Seit 100 Jahren das Land vermessen

Vom Messband zur Totalmessstation
Eine Geschichte, die zugleich den spannenden Wandel eines Berufsbildes dokumentiert. War Christian Heibach vor hundert Jahren noch zu Fuß und mit dem Fahrrad, beladen mit vielen Gerätschaften, in Rösrath unterwegs, arbeiten die Vermessungsingenieure Stefan Hartmann und Thomas Ruhe heute satellitenunterstützt mit dem Laptop. Ihr Einzugsgebiet hat sich bis Düsseldorf und ins Bergische Land hinein erweitert. »Messbänder und die klassischen rot-weißen Flucht­stäbe gehören eher der Vergangenheit an, heute nutzen wir Satellitenpositionierung und Totalmessstationen. Die Messgenauigkeit liegt dabei mittlerweile im Millimeter-Bereich«, erklärt Stefan Hartmann, seit 2001 Nachfol­ger von Manfred Zimmer­mann als »öffentlich bestellter Vermessungsingenieur«. Öffentlich bestellte Vermessungsingenieure sind vom Land beliehene Personen, die die Aufgaben des amtlichen Vermessungswesens wahrnehmen.

Pläne werden heutzutage nicht mehr aufwändig mit Tusche auf Papier gezeichnet, sondern am Computer erstellt, Daten per Mail versendet und nicht mehr mühevoll kopiert.

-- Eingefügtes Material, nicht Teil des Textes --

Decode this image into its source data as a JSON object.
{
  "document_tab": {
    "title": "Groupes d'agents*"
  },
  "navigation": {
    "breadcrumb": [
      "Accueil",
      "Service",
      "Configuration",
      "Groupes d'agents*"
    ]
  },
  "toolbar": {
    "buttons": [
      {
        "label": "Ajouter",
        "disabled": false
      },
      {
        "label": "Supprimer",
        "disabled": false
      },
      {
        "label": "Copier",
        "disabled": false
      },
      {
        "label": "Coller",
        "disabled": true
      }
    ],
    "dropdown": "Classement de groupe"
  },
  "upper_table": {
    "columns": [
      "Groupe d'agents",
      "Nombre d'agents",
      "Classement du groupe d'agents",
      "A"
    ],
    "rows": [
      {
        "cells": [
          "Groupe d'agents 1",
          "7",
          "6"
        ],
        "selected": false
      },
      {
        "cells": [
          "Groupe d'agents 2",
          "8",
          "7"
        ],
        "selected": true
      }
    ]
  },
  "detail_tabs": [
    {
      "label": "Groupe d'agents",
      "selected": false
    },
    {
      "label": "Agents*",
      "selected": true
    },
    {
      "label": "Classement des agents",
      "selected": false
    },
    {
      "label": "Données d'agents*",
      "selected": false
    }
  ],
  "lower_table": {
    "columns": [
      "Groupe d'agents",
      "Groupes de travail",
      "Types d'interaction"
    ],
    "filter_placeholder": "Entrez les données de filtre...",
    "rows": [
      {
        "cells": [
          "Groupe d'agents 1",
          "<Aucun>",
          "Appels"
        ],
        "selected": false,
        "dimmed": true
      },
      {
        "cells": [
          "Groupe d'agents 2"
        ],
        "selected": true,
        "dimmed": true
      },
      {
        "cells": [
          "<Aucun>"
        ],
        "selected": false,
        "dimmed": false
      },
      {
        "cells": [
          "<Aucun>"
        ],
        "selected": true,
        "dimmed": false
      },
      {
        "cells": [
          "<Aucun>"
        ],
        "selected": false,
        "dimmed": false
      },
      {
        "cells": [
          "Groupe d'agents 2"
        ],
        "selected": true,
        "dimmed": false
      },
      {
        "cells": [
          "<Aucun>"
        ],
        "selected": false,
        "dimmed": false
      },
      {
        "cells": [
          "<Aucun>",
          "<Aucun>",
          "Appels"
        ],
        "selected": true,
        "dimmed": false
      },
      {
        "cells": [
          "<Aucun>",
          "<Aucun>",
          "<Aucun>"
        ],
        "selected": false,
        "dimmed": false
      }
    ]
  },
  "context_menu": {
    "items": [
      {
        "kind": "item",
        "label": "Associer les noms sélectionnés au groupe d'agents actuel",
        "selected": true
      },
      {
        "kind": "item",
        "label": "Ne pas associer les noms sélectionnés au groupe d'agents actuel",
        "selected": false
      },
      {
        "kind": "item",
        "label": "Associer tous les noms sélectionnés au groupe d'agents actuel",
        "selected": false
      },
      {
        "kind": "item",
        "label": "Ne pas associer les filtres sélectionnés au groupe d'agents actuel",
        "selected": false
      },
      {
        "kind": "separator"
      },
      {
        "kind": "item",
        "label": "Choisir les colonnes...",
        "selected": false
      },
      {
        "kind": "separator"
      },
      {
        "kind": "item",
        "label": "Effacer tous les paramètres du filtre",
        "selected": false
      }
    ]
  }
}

Das spart Zeit, doch ist vieles kleinteiliger geworden, und es müssen deutlich mehr Auflagen berücksichtigt werden. »Früher wurden Baumaßnahmen in einfachen Lageplänen dargestellt, heute erfolgt das viel differenzierter – mit Angaben zu Pkw- und Fahrradstell­plät­zen, Müllstandorten, Baumanpflanzungen oder dem Abstand zum Nachbarn«, so Hartmann.

Neues Aufgabenspektrum
Auch das Aufgabenspektrum hat sich verändert. »Es gibt in Rösrath zum Beispiel kaum noch Baugrundstücke. Die letzten 15 Jahre waren vor allem geprägt vom Aufteilen von Baugebieten«, ergänzt Thomas Ruhe, der 2004 als Vermessungsingenieur Klaus Töpfer nachfolgte. So erstellt das Vermessungsbüro beispielsweise bei einem Neubau einen Lageplan als Planungsgrundlage, mailt diesen an den Architekten, der auf dieser Basis das Bauvorhaben entwirft. Nach Eintragung des Bauvorhabens durch das Vermessungsbüro ist der Lageplan zum Bauantrag fertig. »Das gemein­same Arbeiten von Vermessern, Architekten und anderen Ingenieuren im gleichen Datensystem spart viel Zeit und erlaubt größere Genauigkeit.«

Etwas pionierhafter ging es da in der Ära der beiden Landmesser Zimmermann und Töpfer zwischen 1965 und der Jahrtausendwende zu. Neben dem Gewerbegebiet Scharrenbroich, dem Lindlarer Freilichtmuseum und dem Schlosspark Bensberg waren sie auch bei größeren Bauwerken wie der neuen Hauptverwaltung der Bayer AG in Leverkusen oder dem Bahnhof der DB im Flughafen Köln-Bonn im Einsatz. »Unsere Haupttätigkeiten waren Grundstücksvermessungen, Aufteilungen von Siedlungsgebieten oder Flurbereinigungen«, so Töpfer. Für großflächige Planungsvorhaben – zum Beispiel Bebauungs­pläne – organisierte das Büro die Erstellung und Auswertung von Luft­bildern mit Hilfe der Photogrammetrie-Abteilung der Rheinbraun Köln.

Pioniereinsatz im Osten
Ein besonderes Highlight war der Auftrag eines deutschen Industriekon­zerns in der damaligen Sowjetunion. »Wir wurden im südlichen Ural eingesetzt, um dort die von russischen Firmen errichteten Grundfundamente für eine Gasreinigungsanlage aufzumessen und zu dokumentieren«, erzählt Manfred Zimmermann. Nach der Wende 1989 kam eine neue, große Aufgabe auf die beiden Rösrather Ingenieure zu. In den 90er-Jahren waren sie viel in den ostdeutschen Bundesländern unterwegs, um dort bei amtlichen Vermessungsarbeiten auszuhelfen. »Das war so, als würde ein Landvermesser 30 Jahre zurückver­setzt – Vermessungen an Grund und Boden waren in der ehemaligen DDR nämlich so gut wie gar nicht vorhanden«, erinnert sich Zimmermann.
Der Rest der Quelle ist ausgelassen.